The discovery of 17-year-old Lashonda Flynn’s lifeless body in a Seattle park in November, 2003 launched what would become one of the city’s most infamous murder cases — unearthing a bizarre love triangle that puzzles investigators to this day.
At the center was Demar Rhome, a 22-year-old with a dark history of preying on vulnerable teen girls.
Flynn was a runaway living with 22-year-old Rhome when she was brutally stabbed four times by someone she barely knew, 17-year-old Kialani Brown.
Rhome met Brown, a teen mom from Vancouver, Washington, on a telephone party chat line in October 2003 and invited her for a week’s stay in November at the apartment he shared with Flynn in Seattle, as seen on season 7, episode 1 of the true-crime series “For My Man,” which airs Monday nights on TV One.
Rhome used the pseudonym Devante Carlson on the phone party line, describing himself as “Handsome in the face, thick in the ass,” adding that he would offer “sit-down delicate dinners” and “sexual experiences nonstop.”
News reports at the time noted that Rhome specifically sought out women who were not Black.
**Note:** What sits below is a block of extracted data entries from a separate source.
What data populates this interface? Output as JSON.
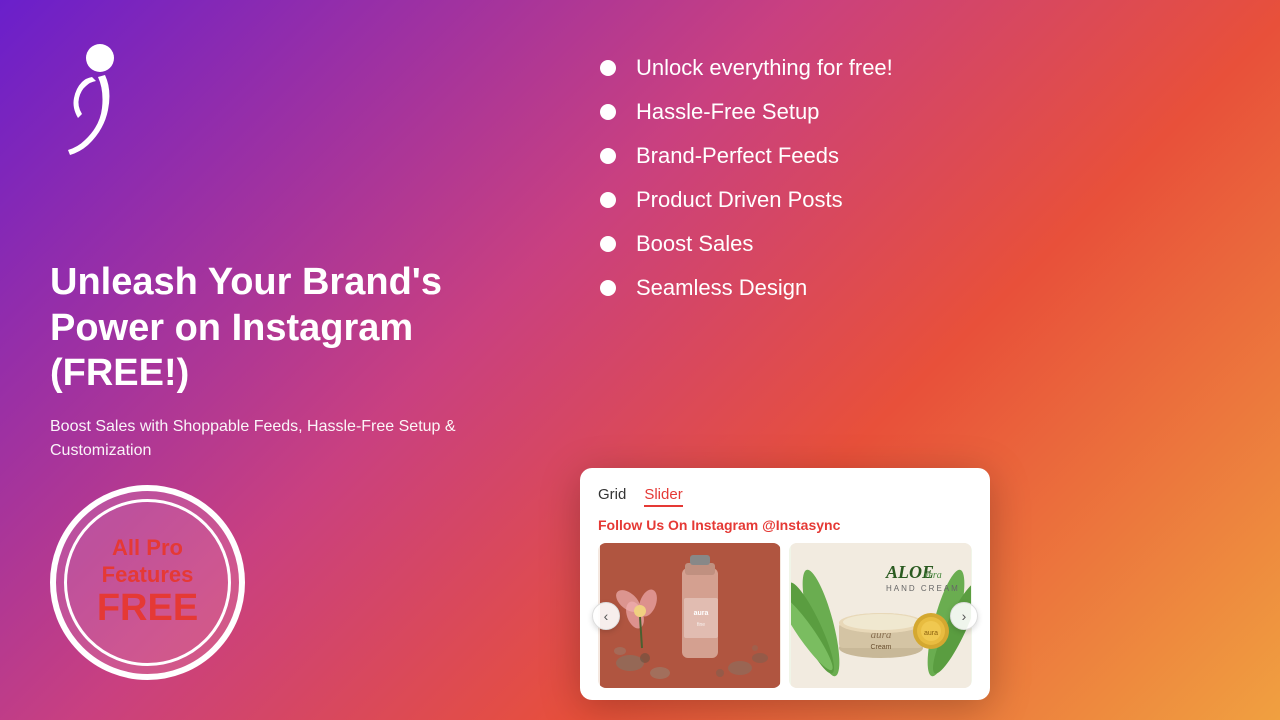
{
  "background": {
    "gradient_start": "#6a1fcb",
    "gradient_end": "#f0a040"
  },
  "logo": {
    "alt": "Instasync logo"
  },
  "headline": {
    "line1": "Unleash Your Brand's",
    "line2": "Power on Instagram (FREE!)"
  },
  "subtitle": "Boost Sales with Shoppable Feeds, Hassle-Free Setup & Customization",
  "badge": {
    "line1": "All Pro",
    "line2": "Features",
    "free": "FREE"
  },
  "features": [
    "Unlock everything for free!",
    "Hassle-Free Setup",
    "Brand-Perfect Feeds",
    "Product Driven Posts",
    "Boost Sales",
    "Seamless Design"
  ],
  "widget": {
    "tabs": [
      {
        "label": "Grid",
        "active": false
      },
      {
        "label": "Slider",
        "active": true
      }
    ],
    "follow_text": "Follow Us On Instagram",
    "handle": "@Instasync",
    "prev_icon": "‹",
    "next_icon": "›",
    "images": [
      {
        "alt": "Perfume product on terracotta background"
      },
      {
        "alt": "Aloe vera hand cream product"
      }
    ]
  }
}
Three weeks after talking on the party line, Brown, who was reportedly white and originally from Hawaii, boarded a bus and arrived at Flynn and Rhome’s apartment with her two-year-old son in tow, lying to her mom that she planned to stay with a female friend in the city.
Within days of meeting, Brown said Rhome had persuaded her to kill his girlfriend — who he described as his “foster sister” — and within a week, the two had dumped Flynn’s lifeless body in a trash bag at Seattle’s Discovery Park, where her remains would be found the next day.
Shortly after the murder, Rhome allegedly pinned everything on Brown in a phone conversation with her mother, who immediately called 911. Police arrested Brown and Rhome at the apartment he shared with Flynn amid bloody knives and trash bags.